9,600 people have started learning Esperanto in two days

[This is my translation of an article in Esperanto, 9.600 homoj eklernis Esperanton en du tagoj, from the website Libera Folio. (Unfortunately that article has since been removed.)]

Two days after the launch of an Esperanto course at the popular language learning site Duolingo, the course has already gained almost ten thousand participants. The number of students, then, is almost twice as big as the number of individual members of UEA [the World Esperanto Association], although the course still is not even officially launched, but is in its test phase.

The founder of Duolingo, Luis von Ahn, mentioned in a lecture given in 2012 that most of the proposals for language courses to be added to the site were, for some reason, for Esperanto. Hearing this, Chuck Smith of Berlin immediately contacted von Ahn. And the answer was that Esperanto was indeed in the plan, but that other languages had priority.

Eight months ago, work began to create a course in Esperanto. Chuck Smith became the leader of the 5-person team, and Ruth Kevess-Cohen of the United States was chosen as the main person responsible for the course.

The course opened in test phase on Thursday 28 May at 8pm mid-European time. After less than two days, the course already had 9,600 participants, although it has not yet been actively advertised.

‘We simply sent the information to our “internal” groups. So, before the launch 26,000 people asked to be notified when the course started. In addition we put announcements in the Facebook group “Duolingo English Learners” and a Reddit group for Duolingo. Because we’re in a test phase, we’re trying to not have too many users, but of course everyone is welcome,’ says Chuck Smith.

The language-learning philosophy of Duolingo differs from most other online courses. The basic idea is that you have to translate more and more difficult sentences, and thereby gradually understand, how the language works.

‘Each group of lessons has some explanations, but we ask students to firstly just try the course before reading the explanations. If a sentence is difficult, each sentence has its own thread in which they can ask questions and then either one of the other students or a contributor will respond.’

Many of the more than nine thousand students must have joined the course just out of curiosity, to see what this strange language is, Chuck Smith assumed.

‘An interesting effect of the course is that many people do one lesson just to try out this strange language and then can’t stop and simply continue…’

Out of the 9000+ adherents, four even have finished the whole course (or “tree”, according to the terminology of Duolingo) within one day. One of the finished learners, Jules, told about his experiences in a forum of Duolingo:

‘The number of initial lessons of the Esperanto-tree flew past quickly, and made me believe that all the language would be just as easy. I know it’s reputed to be an easy language to learn, but we must however remember that it is a language, and learning a language isn’t easy.’
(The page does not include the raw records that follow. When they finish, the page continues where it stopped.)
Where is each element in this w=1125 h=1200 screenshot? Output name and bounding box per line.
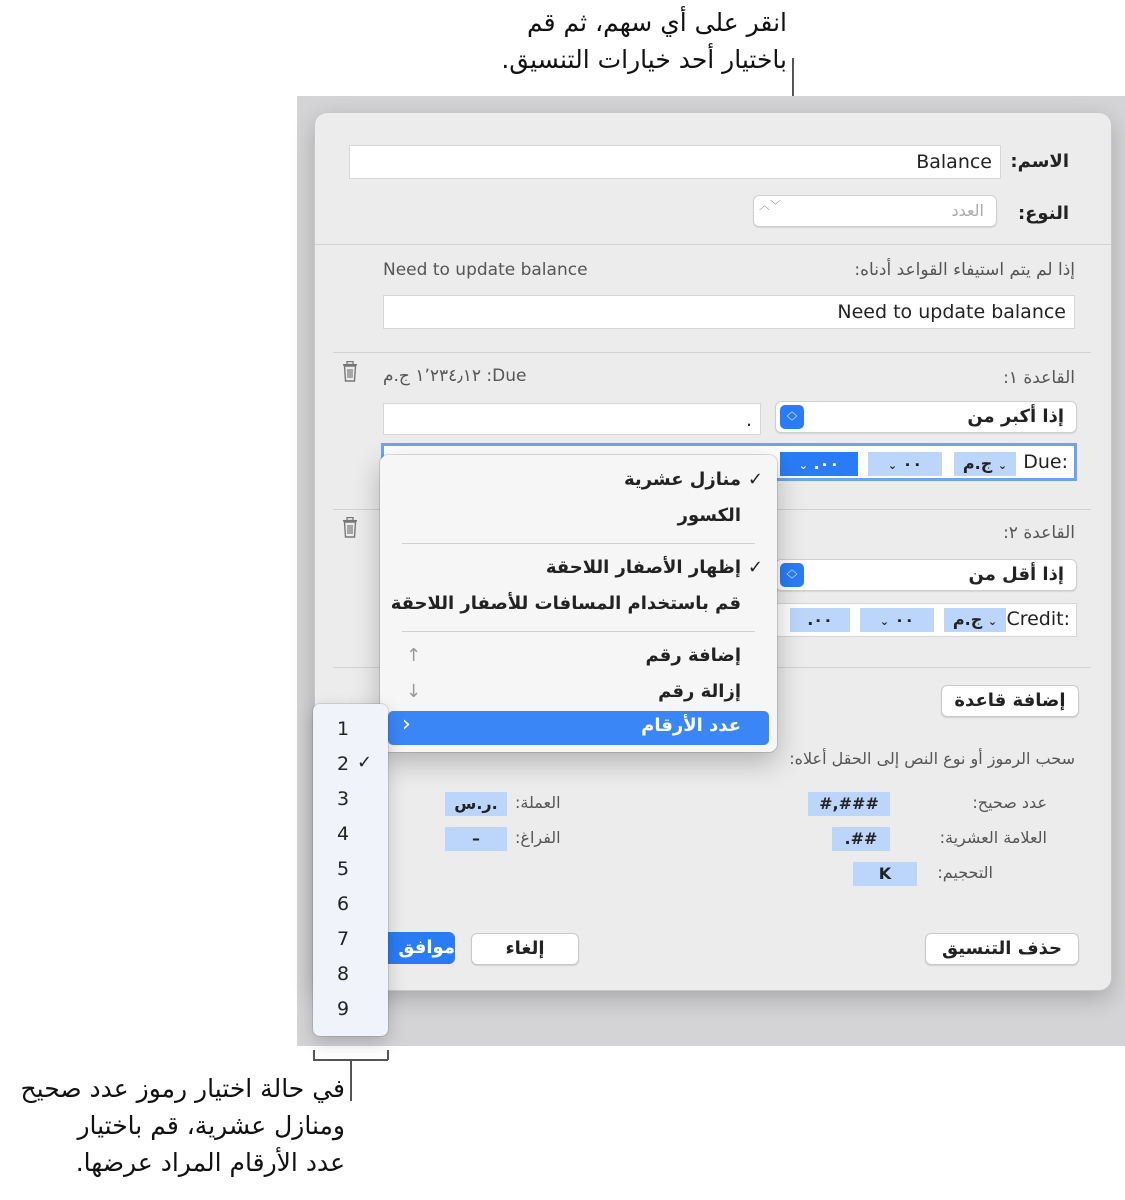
rule1-integer-chevron-icon: ⌄: [887, 459, 898, 472]
rule2-currency-chevron-icon: ⌄: [987, 615, 998, 628]
scale-token[interactable]: K: [853, 862, 917, 886]
digits-option-2-label: 2: [337, 753, 350, 775]
digits-option-4-label: 4: [337, 823, 350, 845]
rule2-prefix: Credit:: [1006, 608, 1070, 630]
rule2-condition-popup[interactable]: [775, 559, 1077, 591]
rule1-stepper-icon[interactable]: ︿ ﹀: [780, 405, 804, 429]
space-token[interactable]: –: [445, 827, 507, 851]
number-of-digits-label: عدد الأرقام: [641, 715, 741, 736]
integer-token[interactable]: #,###: [808, 792, 890, 816]
remove-digit-label: إزالة رقم: [658, 681, 741, 702]
delete-format-button[interactable]: حذف التنسيق: [925, 933, 1079, 965]
bottom-callout-line-2: ومنازل عشرية، قم باختيار: [77, 1111, 345, 1140]
name-field[interactable]: Balance: [349, 145, 1001, 179]
rule1-label: القاعدة ١:: [1003, 368, 1075, 388]
rule1-decimal-text: .٠٠: [813, 454, 840, 473]
rule1-condition-value: إذا أكبر من: [967, 406, 1064, 427]
digits-option-3[interactable]: [313, 782, 388, 816]
menu-item-remove-digit[interactable]: [380, 677, 777, 711]
rule2-condition-value: إذا أقل من: [968, 564, 1064, 585]
digits-option-2[interactable]: [313, 747, 388, 781]
rule1-decimal-token[interactable]: [780, 452, 858, 476]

In the middle of the course Jules felt a bit frustrated because of the many affixes that needed to be memorised, but he decided to continue, and gradually learning became easier and enjoyable.

‘I think I’ll try to keep my new knowledge about this fascinating language. Its vocabulary is very similar to the other Romance languages, with small additions of German and even Greek here and there. The purpose of this language is to bring people together around the world and promote peace, and this probably motivated me to complete the course. So, I give a big thank-you to the Esperanto team for their great work, because they’ve created an excellent course (and also with some of the best sentences I have ever seen !!) and I hope everyone else will enjoy learning this language.’

‘At the moment one can learn Esperanto at Duolingo only via English, but it’s not impossible that other languages could be added later,’ says Chuck Smith.

‘Nothing is certain about languages other than English, but the plan is to analyse the results of our course when it has “stabilised” (no longer in test phase) and then see if it’s worth doing it from another language, and if so, which language would be most appropriate. This could be judged according to various criteria such as requirements of the community, quantity and quality of candidates and so on. The likelihood that they will add a language course will grow if more people join as contributors to Esperanto.’

Already two days after the launch of the test version, the Esperanto course at Duolingo has not only fascinated more than nine thousand students, but also received a good deal of public attention. In addition to mentions on social networks, an extensive article appeared on the website “The Verge”.

Chuck Smith had no contact with the UEA on the course during the eight-month preparatory period – but, according to him, it’s not clear how the association could help anyway. On the other hand, the team reached a agreement with TEJO [the youth section of UEA], which promised to send “Kontakto” [TEJO’s monthly magazine] free of charge to new students at Duolingo.

Libera Folio: What generally happens when one finishes the course; do the learners receive information about how they can use the language?

Chuck Smith: ‘There is a bonus course about Esperanto culture, which explains a lot, but for technical reasons, it will appear later. In the official forum of Esperanto at Duolingo you sometimes hear about cultural issues, but I imagine that one will hear more when the community there matures further.’